Mais Bernard était un travailleur manuel : il voyait de trop près ou plutôt il ressentait trop lui-même les conséquences du servage économique pour ne pas vouloir avant tout briser ce servage et, s’il ne pouvait le briser d’un coup, l’amortir, l’éliminer progressivement, s’arrêtant peu aux moyens, légaux ou révolutionnaires, pourvu qu’ils aboutissent.

Il possédait, chose rare parmi les ouvriers et les révolutionnaires, cette plasticité, ce doigté qui sont des armes puissantes à condition de s’allier à l’intégrité de caractère.

Sa conception d’une société dans laquelle les travailleurs, groupés professionnellement, seraient co-propriétaires des sources de production, sol, mines et outillages, qu’ils exploiteraient à leur profit, organisant eux-mêmes la production, la consommation et l’échange, différait certainement de la conception républicaine bourgeoise qui, même sous l’étiquette radicale, maintient le salariat comme institution indispensable à laquelle il ne faut pas toucher sinon dans quelques siècles.

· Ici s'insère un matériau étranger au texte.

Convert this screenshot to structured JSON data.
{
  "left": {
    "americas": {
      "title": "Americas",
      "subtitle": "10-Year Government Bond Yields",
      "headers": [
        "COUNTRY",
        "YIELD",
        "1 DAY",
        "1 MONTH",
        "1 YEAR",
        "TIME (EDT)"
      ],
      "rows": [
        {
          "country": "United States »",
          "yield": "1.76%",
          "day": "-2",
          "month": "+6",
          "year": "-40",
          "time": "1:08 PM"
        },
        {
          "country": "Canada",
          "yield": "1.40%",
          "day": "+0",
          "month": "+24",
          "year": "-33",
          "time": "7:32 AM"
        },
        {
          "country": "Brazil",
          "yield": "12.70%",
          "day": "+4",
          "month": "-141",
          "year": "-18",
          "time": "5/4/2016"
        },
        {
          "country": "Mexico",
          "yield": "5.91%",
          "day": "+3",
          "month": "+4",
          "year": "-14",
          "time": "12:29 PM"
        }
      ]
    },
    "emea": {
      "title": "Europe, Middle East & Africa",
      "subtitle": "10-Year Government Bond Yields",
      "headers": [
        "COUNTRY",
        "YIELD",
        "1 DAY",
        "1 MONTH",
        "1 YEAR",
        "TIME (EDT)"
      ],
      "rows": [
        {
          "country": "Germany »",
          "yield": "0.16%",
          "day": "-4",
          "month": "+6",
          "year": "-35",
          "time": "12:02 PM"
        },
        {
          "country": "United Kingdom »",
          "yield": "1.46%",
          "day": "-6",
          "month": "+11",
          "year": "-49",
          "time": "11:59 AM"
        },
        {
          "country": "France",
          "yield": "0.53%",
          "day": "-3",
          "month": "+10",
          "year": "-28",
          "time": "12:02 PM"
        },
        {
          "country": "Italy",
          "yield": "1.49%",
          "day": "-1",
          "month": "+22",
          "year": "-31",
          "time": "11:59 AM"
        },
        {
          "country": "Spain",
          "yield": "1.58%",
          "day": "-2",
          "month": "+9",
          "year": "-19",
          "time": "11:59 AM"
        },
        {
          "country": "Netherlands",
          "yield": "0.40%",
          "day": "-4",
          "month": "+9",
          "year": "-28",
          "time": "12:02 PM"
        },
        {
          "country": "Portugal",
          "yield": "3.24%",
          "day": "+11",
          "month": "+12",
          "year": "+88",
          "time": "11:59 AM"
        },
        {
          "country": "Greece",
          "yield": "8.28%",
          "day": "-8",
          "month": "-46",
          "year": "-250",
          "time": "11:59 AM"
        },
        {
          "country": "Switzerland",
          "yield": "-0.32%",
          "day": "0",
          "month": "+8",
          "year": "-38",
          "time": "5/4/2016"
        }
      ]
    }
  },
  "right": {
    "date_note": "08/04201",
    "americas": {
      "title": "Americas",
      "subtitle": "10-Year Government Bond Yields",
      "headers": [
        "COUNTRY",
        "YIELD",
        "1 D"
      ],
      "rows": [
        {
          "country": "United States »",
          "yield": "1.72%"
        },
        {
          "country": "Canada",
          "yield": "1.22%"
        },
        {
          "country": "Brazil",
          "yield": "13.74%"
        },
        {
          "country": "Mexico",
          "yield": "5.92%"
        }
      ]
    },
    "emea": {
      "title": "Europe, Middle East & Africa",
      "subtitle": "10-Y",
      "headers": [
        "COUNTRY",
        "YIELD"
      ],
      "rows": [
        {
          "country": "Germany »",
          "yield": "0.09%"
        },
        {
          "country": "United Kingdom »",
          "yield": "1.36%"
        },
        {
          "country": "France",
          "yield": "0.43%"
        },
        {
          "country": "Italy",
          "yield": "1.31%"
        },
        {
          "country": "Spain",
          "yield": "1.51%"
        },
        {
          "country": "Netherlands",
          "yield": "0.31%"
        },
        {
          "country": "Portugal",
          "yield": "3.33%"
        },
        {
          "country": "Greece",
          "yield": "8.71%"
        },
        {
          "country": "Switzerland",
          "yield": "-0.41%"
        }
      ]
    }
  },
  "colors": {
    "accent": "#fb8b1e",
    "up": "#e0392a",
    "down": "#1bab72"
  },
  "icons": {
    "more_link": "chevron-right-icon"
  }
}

Mais, puisqu’on vivait enserré dans la société capitaliste, il fallait bien en tirer le peu qu’elle pouvait donner et régler son action en conséquence, se servant de toutes armes, bonnes ou médiocres, au lieu de s’envelopper dans les majestueuses intransigeances théoriques.

Aussi l’idée de faire venir à Mersey des personnalités influentes du chef-lieu ne lui déplaisait-elle pas. C’était un appui moral pour les mineurs, un encouragement pour la population, un réveil succédant au recueillement de dix ans. Certes il faudrait éviter les incohérences qui pouvaient, dès le début, isoler et perdre le mouvement, mais, une fois ce mouvement lancé et bien orienté, on en tirerait tout ce qu’il pourrait donner.